Between 1815 and 1821, Van der Breggen Paauw was as an assistant in the colonial administration, serving among other things as bookkeeper, secretary, fiscal and cashier. He was honourably discharged from his duties on 1 May 1821. Van der Breggen Paauw remained on the Gold Coast, however, and settled in Accra as a private merchant. In July 1825, Van der Breggen Paauw returned to the colonial administration as a resident, however, and became acting commander of the Dutch Gold Coast during the European leave of acting commander Friedrich Last between 3 January 1826 and 26 November 1827.

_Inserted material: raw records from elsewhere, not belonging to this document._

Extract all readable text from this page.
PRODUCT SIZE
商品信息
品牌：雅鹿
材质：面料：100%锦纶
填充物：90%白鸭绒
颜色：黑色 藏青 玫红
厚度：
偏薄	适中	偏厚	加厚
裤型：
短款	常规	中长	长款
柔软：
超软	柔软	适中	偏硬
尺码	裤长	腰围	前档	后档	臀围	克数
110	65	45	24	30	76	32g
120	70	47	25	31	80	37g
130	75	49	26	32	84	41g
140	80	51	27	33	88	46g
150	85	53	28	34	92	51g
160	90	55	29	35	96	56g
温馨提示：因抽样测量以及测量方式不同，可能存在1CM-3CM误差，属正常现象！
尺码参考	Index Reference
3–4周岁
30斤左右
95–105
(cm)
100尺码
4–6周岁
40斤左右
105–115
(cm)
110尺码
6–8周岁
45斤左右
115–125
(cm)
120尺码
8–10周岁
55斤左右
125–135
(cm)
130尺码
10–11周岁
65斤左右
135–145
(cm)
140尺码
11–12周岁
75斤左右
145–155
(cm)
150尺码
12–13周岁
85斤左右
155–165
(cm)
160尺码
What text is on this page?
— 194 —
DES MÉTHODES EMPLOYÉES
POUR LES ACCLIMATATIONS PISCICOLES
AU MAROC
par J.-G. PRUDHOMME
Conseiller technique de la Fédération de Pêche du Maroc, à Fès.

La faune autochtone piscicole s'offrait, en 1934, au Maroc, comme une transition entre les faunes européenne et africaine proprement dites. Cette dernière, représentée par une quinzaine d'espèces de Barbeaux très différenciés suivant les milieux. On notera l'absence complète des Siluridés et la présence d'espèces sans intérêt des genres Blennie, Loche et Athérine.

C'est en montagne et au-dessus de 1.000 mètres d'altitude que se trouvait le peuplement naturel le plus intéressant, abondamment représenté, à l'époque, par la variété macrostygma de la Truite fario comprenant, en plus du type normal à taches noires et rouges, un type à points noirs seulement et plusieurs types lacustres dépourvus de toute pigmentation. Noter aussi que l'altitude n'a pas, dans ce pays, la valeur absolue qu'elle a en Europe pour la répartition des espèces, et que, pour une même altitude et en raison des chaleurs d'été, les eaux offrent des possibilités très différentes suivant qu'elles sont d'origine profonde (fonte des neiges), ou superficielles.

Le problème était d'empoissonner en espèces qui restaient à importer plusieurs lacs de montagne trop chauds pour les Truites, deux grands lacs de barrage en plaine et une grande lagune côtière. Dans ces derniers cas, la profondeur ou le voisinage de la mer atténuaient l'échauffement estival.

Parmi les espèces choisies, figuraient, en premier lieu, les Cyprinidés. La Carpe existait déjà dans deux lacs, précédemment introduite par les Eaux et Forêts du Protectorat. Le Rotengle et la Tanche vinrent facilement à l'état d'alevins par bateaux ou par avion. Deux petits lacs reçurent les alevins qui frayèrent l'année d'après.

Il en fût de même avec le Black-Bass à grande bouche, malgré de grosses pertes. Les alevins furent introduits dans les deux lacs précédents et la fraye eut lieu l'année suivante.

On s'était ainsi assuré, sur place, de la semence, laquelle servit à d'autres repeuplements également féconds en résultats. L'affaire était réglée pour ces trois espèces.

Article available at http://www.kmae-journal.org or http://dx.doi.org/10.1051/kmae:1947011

Van der Breggen Paauw and his wife Martha Johanna Theodora Rühle both drowned when the ship that was to take them to the Netherlands sank near the Isles of Scilly.

== Personal life ==
When he was Acting Commander of the Dutch Gold Coast, Jacobus van der Breggen Paauw married the Euro-African Martha Johanna Theodora Rühle according to local rites on 12 June 1827 in Elmina. After Commander Friedrich Last returned to the Gold Coast in 1828, the couple requested him to confirm their marriage.